S’il est un sujet technique par excellence, c’est celui de la santé. Sensible, complexe, souvent absconse, noyautée par du lobbying de toutes sortes, la politique de santé publique est difficilement compréhensible pour le commun des citoyens. En soi, cette obscurité est déjà l’indice fort d’une rupture discrète entre les Français et les politiques supposées les servir.

Cette rupture est très regrettable, car elle occulte les modifications profondes que le gouvernement entreprend de mener dans la nature même des politiques de santé. En l’occurrence, le choix qui est fait aujourd’hui est celui d’une étatisation rampante, dont l’issue n’est pas inéluctable, mais sur laquelle chacun mérite d’être informé.

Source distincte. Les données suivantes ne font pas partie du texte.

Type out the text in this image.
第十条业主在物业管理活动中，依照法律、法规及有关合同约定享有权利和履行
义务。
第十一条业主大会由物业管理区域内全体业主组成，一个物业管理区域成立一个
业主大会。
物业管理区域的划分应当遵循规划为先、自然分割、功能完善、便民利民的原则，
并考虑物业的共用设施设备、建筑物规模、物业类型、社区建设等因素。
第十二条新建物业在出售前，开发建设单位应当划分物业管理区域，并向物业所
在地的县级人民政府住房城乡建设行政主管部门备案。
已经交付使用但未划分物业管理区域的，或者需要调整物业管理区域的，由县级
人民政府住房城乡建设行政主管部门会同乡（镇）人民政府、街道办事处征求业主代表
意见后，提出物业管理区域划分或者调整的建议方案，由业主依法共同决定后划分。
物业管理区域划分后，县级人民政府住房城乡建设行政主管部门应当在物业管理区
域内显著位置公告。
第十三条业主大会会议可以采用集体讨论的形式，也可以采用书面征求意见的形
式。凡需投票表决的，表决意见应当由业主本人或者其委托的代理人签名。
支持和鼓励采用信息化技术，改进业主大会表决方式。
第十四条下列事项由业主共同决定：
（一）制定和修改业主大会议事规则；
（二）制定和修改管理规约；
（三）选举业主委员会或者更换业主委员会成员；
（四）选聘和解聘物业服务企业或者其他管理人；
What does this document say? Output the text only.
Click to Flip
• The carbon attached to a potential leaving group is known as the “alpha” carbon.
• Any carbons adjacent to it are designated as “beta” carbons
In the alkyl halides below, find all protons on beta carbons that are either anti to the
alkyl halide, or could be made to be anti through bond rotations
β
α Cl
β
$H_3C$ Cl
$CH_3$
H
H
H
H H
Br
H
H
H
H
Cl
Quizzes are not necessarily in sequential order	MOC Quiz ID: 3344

Une brève histoire de l’étatisation

Rappelons d’abord les quelques grandes étapes de l’étatisation de la santé.

Historiquement, la santé n’est pas une affaire d’Etat. Elle est d’abord une affaire de profession réglementée (les médecins), de communes (à travers la structure hospitalière) et de partenaires sociaux (à travers la sécurité sociale, qui rembourse les dépenses de santé).

Face à l’inflation des dépenses de santé, et face aux déficits qui se sont accumulés, l’Etat s’est de plus en plus imposé comme l’acteur incontournable du dispositif. Non seulement il a progressivement phagocyté l’activité hospitalière, avec un système de dotations de plus en plus intrusif dans les actes de soins eux-mêmes, mais il a également phagocyté la médecine de ville par l’intermédiaire des objectifs nationaux de dépenses d’assurance maladie (ONDAM) créés par la réforme Juppé, et négociés chaque année autour de la loi de financement de la sécurité sociale.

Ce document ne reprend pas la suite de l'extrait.